Manuscript #1 – Journal Article: What is Cross-Cultural Mentoring? An integrative Literature Review and Discussion of the Term Cross-Cultural Mentoring
- Research examined descriptions of common cross-cultural mentoring (CCM) processes across 123 sources
- Four types of cross-cultural mentoring research are demarcated (domestic, pan-cultural, global and newcomer)
- Critique of the state of CCM literature is provided
- Outline suggestion to guide future empirical and theoretical work in a meaningful direction
Manuscript #2 – Book Chapter: What Competencies are Necessary in Navigating Cross-Cultural Mentoring Relationships for Immigrant Entrepreneurs? Five Things Skilled Mentors Think, Say, and Do. In F. Kochan, and A. Green (Eds.) (In Print), Uncovering the Hidden Cultural Dynamics in Mentoring.
- Research drew from newcomer immigrant entrepreneur mentee interviews and described skills and/or competencies reported as beneficial to CCM practice
- Five themes emerged accompanied with guidelines for better practice
Manuscript #3 – Commissioned Corporate Document: Corporate Mentorship Programming: Promising Programme Practices for “Fast-Tracking” High Potential Employees
- Programme and process evaluation of six corporate mentoring programmes
- Qualitative and quantitative data collection and document analysis
- Thirty-five summary findings were delineated, and guidelines for better practice were developed
7) Describe in a couple of sentences your involvement with NBSPRN and how your relationship with the Network has contributed to your research/work and/or to social/economic policy?
Because this is graduation season, I’d like to acknowledge NBSPRN’s meaningful engagement with my students. I lecture at UNB’s Faculty of Leadership Studies, Renaissance College. NBSPRN has brought social and economic development conversations into our classroom, and we have also had the opportunity to attend, as a class, various events hosted by NBSPRN. Through these events, my students had the opportunity to contribute to debates on local government reform and economic development in highly public forums and engage with thoughtful leaders outside of academia. For my students, these cross-pollination and networking opportunities were invaluable in blending the requisite soft skill for business, the rigor of academia, and the world of research for those pursuing post-graduate degrees.
8) Any last thoughts?
I’m passionate about what I do and could write reams, but let me leave readers with this… Mentors often have a hierarchical position above their mentees. We’re generally more advanced, more seasoned and more connected. It’s called a status differential. Mentees may be focused on the things you’ve accomplished, the titles you hold, the plaques on your wall and the circles you move in. While many of these elements may dovetail into why they see you as a valuable force they can actually cause odd friction.
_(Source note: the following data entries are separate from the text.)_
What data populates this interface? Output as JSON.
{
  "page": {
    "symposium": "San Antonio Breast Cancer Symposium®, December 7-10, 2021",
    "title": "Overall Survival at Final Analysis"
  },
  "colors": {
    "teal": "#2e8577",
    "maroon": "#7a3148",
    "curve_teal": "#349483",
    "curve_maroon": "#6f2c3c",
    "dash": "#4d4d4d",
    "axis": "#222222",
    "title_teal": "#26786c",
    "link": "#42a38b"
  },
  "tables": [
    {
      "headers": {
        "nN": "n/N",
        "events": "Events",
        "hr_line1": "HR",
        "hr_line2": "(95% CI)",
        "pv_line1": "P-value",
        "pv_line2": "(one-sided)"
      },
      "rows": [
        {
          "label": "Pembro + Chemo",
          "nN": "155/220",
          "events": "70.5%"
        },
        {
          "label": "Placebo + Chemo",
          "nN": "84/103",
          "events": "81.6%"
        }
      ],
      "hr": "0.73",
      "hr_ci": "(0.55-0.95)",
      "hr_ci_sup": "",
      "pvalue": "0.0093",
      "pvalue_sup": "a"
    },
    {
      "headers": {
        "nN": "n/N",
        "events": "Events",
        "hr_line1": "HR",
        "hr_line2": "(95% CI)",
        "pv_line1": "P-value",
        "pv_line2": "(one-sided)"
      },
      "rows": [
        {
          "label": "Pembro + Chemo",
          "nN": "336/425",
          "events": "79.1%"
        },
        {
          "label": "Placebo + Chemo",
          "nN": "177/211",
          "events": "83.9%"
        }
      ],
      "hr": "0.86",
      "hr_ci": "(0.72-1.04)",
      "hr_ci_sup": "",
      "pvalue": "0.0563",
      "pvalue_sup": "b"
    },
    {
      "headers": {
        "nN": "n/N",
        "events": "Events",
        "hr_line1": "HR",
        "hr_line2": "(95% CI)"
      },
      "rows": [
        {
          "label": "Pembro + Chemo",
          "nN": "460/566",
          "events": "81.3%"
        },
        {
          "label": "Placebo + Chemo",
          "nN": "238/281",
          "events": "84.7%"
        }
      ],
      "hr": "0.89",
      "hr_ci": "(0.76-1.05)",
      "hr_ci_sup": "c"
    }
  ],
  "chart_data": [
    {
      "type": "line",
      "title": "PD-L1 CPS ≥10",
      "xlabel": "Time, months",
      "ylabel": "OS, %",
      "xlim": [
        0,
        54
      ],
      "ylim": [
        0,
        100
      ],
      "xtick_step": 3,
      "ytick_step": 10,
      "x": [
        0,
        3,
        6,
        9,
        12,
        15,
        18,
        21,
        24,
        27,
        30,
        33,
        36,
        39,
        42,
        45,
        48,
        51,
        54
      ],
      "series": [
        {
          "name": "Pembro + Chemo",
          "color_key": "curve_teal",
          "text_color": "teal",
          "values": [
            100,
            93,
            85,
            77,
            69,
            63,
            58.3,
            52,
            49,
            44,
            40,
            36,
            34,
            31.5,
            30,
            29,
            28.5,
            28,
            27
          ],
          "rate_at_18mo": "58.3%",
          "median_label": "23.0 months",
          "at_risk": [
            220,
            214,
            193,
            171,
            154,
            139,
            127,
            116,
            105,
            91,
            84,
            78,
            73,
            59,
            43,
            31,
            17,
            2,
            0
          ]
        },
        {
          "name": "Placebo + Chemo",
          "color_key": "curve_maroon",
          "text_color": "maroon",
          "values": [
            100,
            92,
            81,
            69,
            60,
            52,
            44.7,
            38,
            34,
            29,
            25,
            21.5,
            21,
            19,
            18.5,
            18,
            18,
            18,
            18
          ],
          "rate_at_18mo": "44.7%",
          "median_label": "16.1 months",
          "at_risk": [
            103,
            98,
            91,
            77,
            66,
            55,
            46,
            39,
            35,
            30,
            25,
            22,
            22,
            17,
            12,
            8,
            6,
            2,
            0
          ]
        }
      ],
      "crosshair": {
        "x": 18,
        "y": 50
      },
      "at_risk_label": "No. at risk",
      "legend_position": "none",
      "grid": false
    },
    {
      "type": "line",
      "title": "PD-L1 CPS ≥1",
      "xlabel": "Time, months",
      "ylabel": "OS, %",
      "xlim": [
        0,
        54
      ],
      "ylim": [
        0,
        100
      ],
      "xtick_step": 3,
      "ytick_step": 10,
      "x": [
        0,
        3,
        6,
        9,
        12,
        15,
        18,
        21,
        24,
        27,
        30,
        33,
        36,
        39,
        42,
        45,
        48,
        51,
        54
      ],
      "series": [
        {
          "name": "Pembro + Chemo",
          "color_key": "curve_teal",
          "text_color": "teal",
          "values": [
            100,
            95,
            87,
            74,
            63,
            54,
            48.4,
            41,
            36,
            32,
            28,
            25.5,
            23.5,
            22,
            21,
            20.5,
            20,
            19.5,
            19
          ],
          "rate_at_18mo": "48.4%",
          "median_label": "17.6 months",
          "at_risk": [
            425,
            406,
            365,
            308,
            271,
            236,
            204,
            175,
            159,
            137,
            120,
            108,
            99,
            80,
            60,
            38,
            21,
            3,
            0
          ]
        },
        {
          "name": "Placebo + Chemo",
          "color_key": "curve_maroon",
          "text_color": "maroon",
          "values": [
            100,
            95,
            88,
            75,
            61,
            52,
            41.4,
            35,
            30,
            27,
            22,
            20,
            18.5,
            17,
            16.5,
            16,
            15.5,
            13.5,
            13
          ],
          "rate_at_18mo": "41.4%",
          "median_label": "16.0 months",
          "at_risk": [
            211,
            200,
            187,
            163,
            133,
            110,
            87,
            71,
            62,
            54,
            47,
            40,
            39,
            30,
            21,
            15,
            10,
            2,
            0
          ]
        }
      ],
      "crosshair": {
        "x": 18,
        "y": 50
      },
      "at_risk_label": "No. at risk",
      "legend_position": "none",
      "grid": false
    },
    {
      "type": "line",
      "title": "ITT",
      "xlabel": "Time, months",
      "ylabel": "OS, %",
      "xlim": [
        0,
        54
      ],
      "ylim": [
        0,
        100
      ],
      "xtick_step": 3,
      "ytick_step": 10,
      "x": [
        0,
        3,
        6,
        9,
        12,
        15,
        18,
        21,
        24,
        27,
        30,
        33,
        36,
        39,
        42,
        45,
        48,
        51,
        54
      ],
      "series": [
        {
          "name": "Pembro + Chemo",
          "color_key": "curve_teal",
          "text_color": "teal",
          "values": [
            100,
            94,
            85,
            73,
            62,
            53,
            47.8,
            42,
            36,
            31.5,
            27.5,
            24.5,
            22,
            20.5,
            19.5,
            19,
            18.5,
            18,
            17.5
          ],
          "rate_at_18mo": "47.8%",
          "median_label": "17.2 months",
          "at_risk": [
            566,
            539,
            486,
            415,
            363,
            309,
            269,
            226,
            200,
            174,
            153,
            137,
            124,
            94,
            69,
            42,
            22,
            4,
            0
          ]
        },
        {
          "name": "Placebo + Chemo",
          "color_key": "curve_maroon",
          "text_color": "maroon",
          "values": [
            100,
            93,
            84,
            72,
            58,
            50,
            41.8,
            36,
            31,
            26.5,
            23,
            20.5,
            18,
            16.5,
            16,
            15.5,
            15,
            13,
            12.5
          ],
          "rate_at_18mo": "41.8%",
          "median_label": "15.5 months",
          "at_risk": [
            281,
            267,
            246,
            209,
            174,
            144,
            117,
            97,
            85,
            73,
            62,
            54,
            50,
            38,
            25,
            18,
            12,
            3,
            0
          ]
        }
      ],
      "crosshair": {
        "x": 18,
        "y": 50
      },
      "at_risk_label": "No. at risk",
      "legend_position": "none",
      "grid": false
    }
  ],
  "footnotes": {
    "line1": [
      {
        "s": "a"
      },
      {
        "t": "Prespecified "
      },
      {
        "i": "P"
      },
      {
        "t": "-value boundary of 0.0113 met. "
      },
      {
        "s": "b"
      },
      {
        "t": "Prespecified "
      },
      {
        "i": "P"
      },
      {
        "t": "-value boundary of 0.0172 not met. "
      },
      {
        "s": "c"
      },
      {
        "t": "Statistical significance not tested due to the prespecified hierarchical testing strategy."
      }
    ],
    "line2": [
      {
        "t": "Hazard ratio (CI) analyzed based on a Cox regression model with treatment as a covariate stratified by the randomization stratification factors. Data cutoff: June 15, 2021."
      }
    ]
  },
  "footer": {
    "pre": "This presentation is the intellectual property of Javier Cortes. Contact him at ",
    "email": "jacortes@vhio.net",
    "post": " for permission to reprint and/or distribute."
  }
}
As a mentor, I talk a little about my family or my hobbies in an effort to be seen as a whole person. Consider being a bit self-deprecating. In other words, do some laughing at yourself. Be brave share a story about a time when you fell flat on your face or best learning moments. We’ve all heard the sayings “to err is human” and “you live you learn.”
To me good mentors know that in owning your mistakes you also get to own the learning, the progress, and the story. They also know that mistakes aren’t shameful things. Mentees have goals and ambitions if they’re challenging enough then setbacks are inevitable.
I often share a bit about my journey. Many of my mentees find it amusing to know that because I grew up on a farm, I knew which pitchfork to use before I knew which table fork to use. They really sit up and listen when I tell them how many attempts I made at university. By the time I get to some of my other failures and my challenges with learning disabilities their elbows are on the table, their eyes have a lock on me, and their mouth’s agape.
As this happens — this relationship building — they will see you as being a whole, complete person not just an experienced person with a good title. This approach makes them see you. It allows them to know you. Most importantly, it makes them hear you.